To have and have not
Argentine political analysis is increasingly introspective but sometimes it is worth looking at developments in the wider world in order to place things in perspective. The substantial rise in the tax burden over the past decade has led to plenty of local moaning and groaning at both national and provincial level (not only on the business side but also seeping into collective bargaining) while the Congress commission to probe tax evasion via over 4,000 Swiss accounts opened with the aid of HSBC is presented by some pundits as one of the most inquisitorial faces of this new fiscal aggression. Yet last week there was news for such critics — the developed world held up as a model for local populism seems to treat errant banks far more harshly. Or at any rate that is the conclusion to be drawn from five major banks on both sides of the Atlantic being fined almost six billion dollars for exchange rate manipulation with the investigations far from over.
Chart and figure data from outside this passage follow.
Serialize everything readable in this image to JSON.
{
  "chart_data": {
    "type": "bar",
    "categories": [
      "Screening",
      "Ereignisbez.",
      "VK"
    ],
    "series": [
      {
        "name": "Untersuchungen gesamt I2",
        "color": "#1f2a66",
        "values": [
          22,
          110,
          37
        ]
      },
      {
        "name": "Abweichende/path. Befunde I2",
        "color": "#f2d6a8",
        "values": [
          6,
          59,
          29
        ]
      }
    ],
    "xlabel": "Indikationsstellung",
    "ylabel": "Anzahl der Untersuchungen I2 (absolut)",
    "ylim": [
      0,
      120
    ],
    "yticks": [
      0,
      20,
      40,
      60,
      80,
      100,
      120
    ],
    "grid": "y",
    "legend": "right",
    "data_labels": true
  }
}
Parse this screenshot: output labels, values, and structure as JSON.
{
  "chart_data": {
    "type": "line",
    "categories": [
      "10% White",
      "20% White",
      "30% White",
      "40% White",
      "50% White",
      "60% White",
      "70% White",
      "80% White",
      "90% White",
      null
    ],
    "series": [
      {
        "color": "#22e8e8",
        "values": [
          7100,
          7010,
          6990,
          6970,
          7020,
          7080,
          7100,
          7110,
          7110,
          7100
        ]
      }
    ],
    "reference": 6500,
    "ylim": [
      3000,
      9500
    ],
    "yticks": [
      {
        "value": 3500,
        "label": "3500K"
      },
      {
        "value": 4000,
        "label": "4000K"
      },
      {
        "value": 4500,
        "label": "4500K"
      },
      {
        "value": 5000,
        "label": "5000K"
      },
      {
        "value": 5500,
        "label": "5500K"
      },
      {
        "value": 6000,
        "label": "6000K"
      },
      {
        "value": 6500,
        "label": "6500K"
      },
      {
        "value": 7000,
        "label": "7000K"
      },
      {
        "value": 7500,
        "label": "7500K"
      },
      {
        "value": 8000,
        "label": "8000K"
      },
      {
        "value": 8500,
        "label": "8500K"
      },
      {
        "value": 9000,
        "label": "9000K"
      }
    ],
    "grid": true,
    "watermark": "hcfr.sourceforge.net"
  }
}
Fines on this scale make the Congress commission chairman Roberto Feletti seem almost a dove by comparison — even if six billion is small beer for a global financial market which moves sums 25-30 times the size of the real economy.
Yet the next day came news that placed the issue in a much broader context than a few thousand tax evaders — the Organization for Economic Co-operation and Development (OECD) report showing the income gap between the rich and the poor in the world to be wider than ever, an inequality which is not only social injustice but also an economic bottleneck. It would be naive to expect supposedly self-correcting laws of the market to remedy this problem since these laws seem to be the disease more than the cure — nor can the future be trusted to produce a solution because the expansion of informal, precarious and part-time employment is given as a prime cause for the poor falling behind when almost half the world’s jobs have been made potentially obsolete by technological change while youth (half of which is jobless in some economies) is especially vulnerable. Instead this situation calls for increased government action to address this inequality (as the OECD report spells out) and this in turn means more taxation, both to fund corrective action and to counter the imbalance.
A rising tax burden should therefore not be the occasion for either surprise or indignation. Complaints about the quality of spending and the value for money from public services might be more legitimate and the tax system could do with reform but Argentina can only aspire to parity with developed countries by bringing those public services up to their standards, not cutting taxation below their levels.